In its own day, the Life of Jesus was a sensation of the first order. It brought down upon its author's devoted head such a whirlwind of rage and calumny as few men have ever endured, and fewer still survived. “Jew sprung from the blood of Judas Iscariot” was by no means the worst of the insults he received. The loss of his professorship in the Collège de France was only one of the penalties he suffered. “At the same time, and by the same token,” says Renan's most recent biographer, Dr. Lewis Freeman Mott, “he became one of the most celebrated men of the world. Henceforth not a word he uttered was spoken unheard.”

From the first hour of its publication, the Life of Jesus sold like a Waverly Novel. Its success was “immediate and immense,” unprecedented for a scholarly work on a religious subject. Like Macauley's History of England, it lay on every library table, and was the subject of universal discussion. New editions of 5,000 copies each were exhausted in eight or ten days. Two months after the book's appearance, Renan writes his friend, Bersot, that “in this last period, the sale, far from slowing up, even goes faster.” By November, five months after its initial publication, eleven editions, 60,000 copies, had been exhausted. Already there were German, Italian and Dutch translations of the book, and an English translation was on the way. A new and still wider circulation was opened up in March, 1864, when Renan published, under the simple title, Jesus, a cheap edition for the poor—“the true disciples of Jesus,” as he called them. Offered at one franc 25 centimes the copy, this edition enjoyed an enormous sale. In 1876, the work was thoroughly revised, and incorporated in the author's Origines du Christianisme as Volume I of a series which was completed in 1881 by Volume VII on the reign of Marcus Aurelius.
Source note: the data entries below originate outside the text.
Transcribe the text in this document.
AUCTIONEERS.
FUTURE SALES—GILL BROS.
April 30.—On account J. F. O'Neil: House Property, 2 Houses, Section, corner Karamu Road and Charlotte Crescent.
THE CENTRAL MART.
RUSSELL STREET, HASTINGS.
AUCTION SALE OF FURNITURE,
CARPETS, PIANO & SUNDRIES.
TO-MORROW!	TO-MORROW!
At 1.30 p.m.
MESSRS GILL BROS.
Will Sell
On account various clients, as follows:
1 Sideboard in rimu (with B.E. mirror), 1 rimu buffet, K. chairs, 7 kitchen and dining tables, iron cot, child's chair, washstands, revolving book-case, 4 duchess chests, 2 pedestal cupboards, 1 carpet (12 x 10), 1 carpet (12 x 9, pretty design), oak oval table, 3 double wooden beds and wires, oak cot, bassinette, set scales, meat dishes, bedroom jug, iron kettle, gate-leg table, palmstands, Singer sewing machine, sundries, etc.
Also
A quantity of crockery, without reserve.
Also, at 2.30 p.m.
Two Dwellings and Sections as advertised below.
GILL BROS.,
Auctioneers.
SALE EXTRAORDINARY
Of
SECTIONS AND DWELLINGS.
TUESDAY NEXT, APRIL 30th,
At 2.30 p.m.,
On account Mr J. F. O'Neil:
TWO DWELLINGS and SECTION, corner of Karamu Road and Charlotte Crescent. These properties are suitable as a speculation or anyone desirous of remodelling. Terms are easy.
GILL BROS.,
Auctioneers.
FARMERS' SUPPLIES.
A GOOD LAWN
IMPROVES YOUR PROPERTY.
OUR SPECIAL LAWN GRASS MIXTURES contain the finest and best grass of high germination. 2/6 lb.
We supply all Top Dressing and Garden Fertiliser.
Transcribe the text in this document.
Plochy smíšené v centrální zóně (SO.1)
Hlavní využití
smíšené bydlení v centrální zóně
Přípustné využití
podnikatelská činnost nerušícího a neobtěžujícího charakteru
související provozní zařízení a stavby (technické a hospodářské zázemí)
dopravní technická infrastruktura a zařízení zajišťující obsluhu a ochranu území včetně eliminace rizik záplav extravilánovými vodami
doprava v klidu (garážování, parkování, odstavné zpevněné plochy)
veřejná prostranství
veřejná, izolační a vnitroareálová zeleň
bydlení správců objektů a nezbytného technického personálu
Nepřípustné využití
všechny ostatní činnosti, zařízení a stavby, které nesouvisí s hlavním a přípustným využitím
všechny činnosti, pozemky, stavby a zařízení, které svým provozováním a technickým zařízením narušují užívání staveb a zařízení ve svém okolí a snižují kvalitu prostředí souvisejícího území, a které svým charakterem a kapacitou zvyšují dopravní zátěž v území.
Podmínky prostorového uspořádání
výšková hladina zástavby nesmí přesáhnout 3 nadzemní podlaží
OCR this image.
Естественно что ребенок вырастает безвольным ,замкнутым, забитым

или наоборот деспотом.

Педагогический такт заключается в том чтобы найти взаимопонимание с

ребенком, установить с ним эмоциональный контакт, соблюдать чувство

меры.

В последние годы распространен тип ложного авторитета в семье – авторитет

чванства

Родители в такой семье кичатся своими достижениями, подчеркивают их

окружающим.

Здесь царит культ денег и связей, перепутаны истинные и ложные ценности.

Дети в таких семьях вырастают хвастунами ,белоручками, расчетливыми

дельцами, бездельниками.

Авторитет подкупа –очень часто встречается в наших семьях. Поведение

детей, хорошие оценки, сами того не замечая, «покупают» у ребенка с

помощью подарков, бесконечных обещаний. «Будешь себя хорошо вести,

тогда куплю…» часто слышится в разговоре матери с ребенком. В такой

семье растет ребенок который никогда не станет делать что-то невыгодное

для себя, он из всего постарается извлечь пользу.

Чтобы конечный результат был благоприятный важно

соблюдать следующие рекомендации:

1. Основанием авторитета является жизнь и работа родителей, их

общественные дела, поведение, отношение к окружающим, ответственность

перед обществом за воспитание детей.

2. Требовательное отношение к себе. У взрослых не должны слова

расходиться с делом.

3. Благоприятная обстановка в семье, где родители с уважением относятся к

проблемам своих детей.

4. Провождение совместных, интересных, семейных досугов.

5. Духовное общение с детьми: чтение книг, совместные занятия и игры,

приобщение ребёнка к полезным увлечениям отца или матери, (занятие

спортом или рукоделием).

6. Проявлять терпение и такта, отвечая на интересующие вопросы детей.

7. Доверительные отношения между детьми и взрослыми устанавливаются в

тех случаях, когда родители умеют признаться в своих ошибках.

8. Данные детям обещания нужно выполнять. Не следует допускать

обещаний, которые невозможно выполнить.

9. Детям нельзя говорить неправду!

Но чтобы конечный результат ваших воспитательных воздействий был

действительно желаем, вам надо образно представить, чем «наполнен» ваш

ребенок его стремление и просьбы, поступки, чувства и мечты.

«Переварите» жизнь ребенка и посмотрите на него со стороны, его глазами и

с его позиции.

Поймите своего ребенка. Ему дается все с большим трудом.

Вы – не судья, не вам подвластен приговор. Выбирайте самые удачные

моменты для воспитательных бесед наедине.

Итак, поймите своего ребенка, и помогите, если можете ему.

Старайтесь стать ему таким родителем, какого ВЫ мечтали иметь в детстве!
Since this date, innumerable editions of the Life have appeared in France and other countries. The furor, of course, has long since died away. The book is today only one of a great host of biographies of the Nazarene, many of which have superceded it in scholarship, as others have surpassed it in radical opinion. But two full generations after its original appearance, Renan's volume is read more widely than any of its successors, and stands as the one sure standard by what these others are judged. Whatever the errors and inadequacies revealed by later extensions of knowledge, and “whatever the various schools may think of it,” says Dr. Mott, “it is still a living book.” The passing of time, that is today, has only served to establish Renan's Life of Jesus as the classic work upon the subject.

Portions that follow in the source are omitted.